Kurse zur Selbstverteidigung werden bei Musliminnen immer begehrter. Die Frauen wollen keine Opfer mehr sein und sich gegebenenfalls vor Angriffen schützen.
Der Fall aus Frankreich erschütterte Muslime in ganz Europa. Eine schwangere Muslima wurde im Juni von mutmaßlichen Rechtsextremisten zusammengeschlagen. Die Täter schlugen extra auf den Bauch ihres Opfers. Das Opfer erlitt eine Fehlgeburt.
Es ist nur einer von vielen extremen Fällen, die sich allerdings in den letzten Jahren gefühlt häufen. Und nicht erst nach dem brutalen islamfeindlichen Übergriff auf Marwa El-Sherbini in einem Dresdener Landgericht (2009) fragen muslimische Frauen, was sie gegen solche Übergriffe tun können.
Eine solche Frau ist auch Aischa* gewesen. Sie ist 29 Jahre alt und studiert Islamwissenschaften. Für die gläubige Muslima ist der Hintergrund denkbar einfach: Ein Vorfall in einer U-Bahn hat ihr die Augen geöffnet.
„Ich wurde von einer Frau bespuckt. Sie schimpfte über mein Kopftuch, über mein Aussehen. Sie schrie, ich solle zurück in mein Land. Die Menschen um uns herum haben nur zugeschaut. Niemand kam mir zur Hilfe. Hätte die Frau mich angegriffen, wer weiß, was dann passiert wäre“, erzählt die junge Studentin.
Sie fragte sich: „Was wenn wirklich etwas passiert?“ Also ging sie ins Internet und suchte nach Kursen zur Selbstverteidigung. Doch so richtig begeistern konnte sie sich für die „normalen“ Angebote nicht. Mal war der Ausbilder ein Mann, mal war die Veranstaltung nicht wirklich getrennt. Gerade sie als Muslima wollte aber einen Kurs finden.

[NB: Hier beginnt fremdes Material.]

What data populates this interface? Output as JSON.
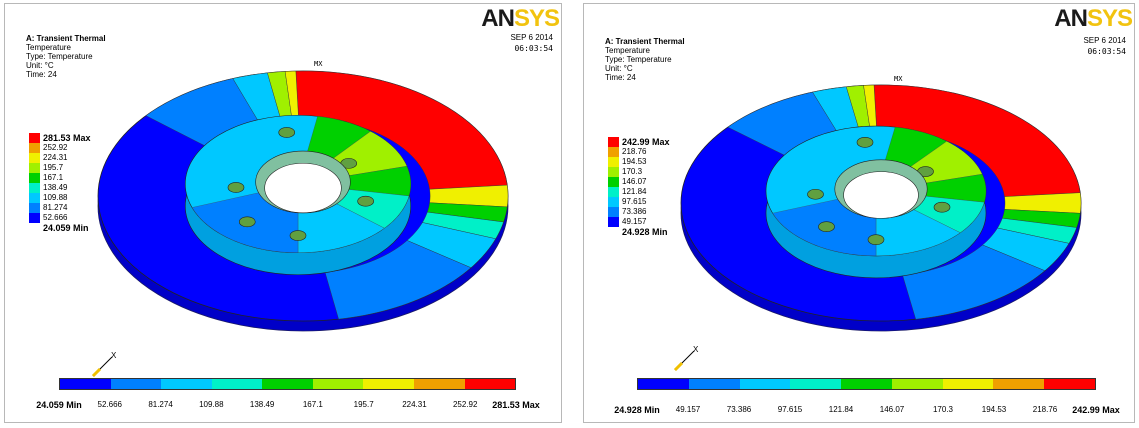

Sie fragte bei Bekannten nach, ob es nicht möglich wäre, wenn man einen Kurs islamkonform gestaltet. Aus der Idee entstand mit Freundinnen aus der muslimischen Gemeinde ein Kurs für Frauen, die sich selbst vor Übergriffen schützen möchten. Und der Kurs ist gefragt.
Das liegt auch daran, dass Musliminnen stärker von Diskriminierung betroffen sind, als andere Gruppen. Das geht aus einem aktuellen Bericht der Antidiskriminierungsstelle des Bundes (ADS) hervor. Studien und auch Auswertungen von Statistiken zeigen zudem, dass Musliminnen öfter Angriffsziel von islamfeindlichen Attacken werden. Und auf einschlägigen Websites von Rechtsextremisten und Rechtspopulisten sind Frauen mit Kopftuch das Feindbild Nr. 1.
Es handelt sich dabei nicht nur um ein Problem in Deutschland, sondern um ein EU-weites Problem. So erklärte in Reims/Frankreich die muslimische Organisation „l’association culturelle islamique Des racines“, erst kürzlich, sie werde angesichts der Übergriffe auf muslimische Frauen diesen Selbstverteidigungskurse anbieten.
„Dieses Projekt ist eine Antwort auf die Angriffe gegen verschleierte Frauen“, sagt die Initiatorin der Kampagne, Nadia Tara. Die junge Frau beklagt dabei auch die Entwicklung in Frankreich, dass „Musliminnen in ihren Handtaschen Tränengas“ tragen müssen.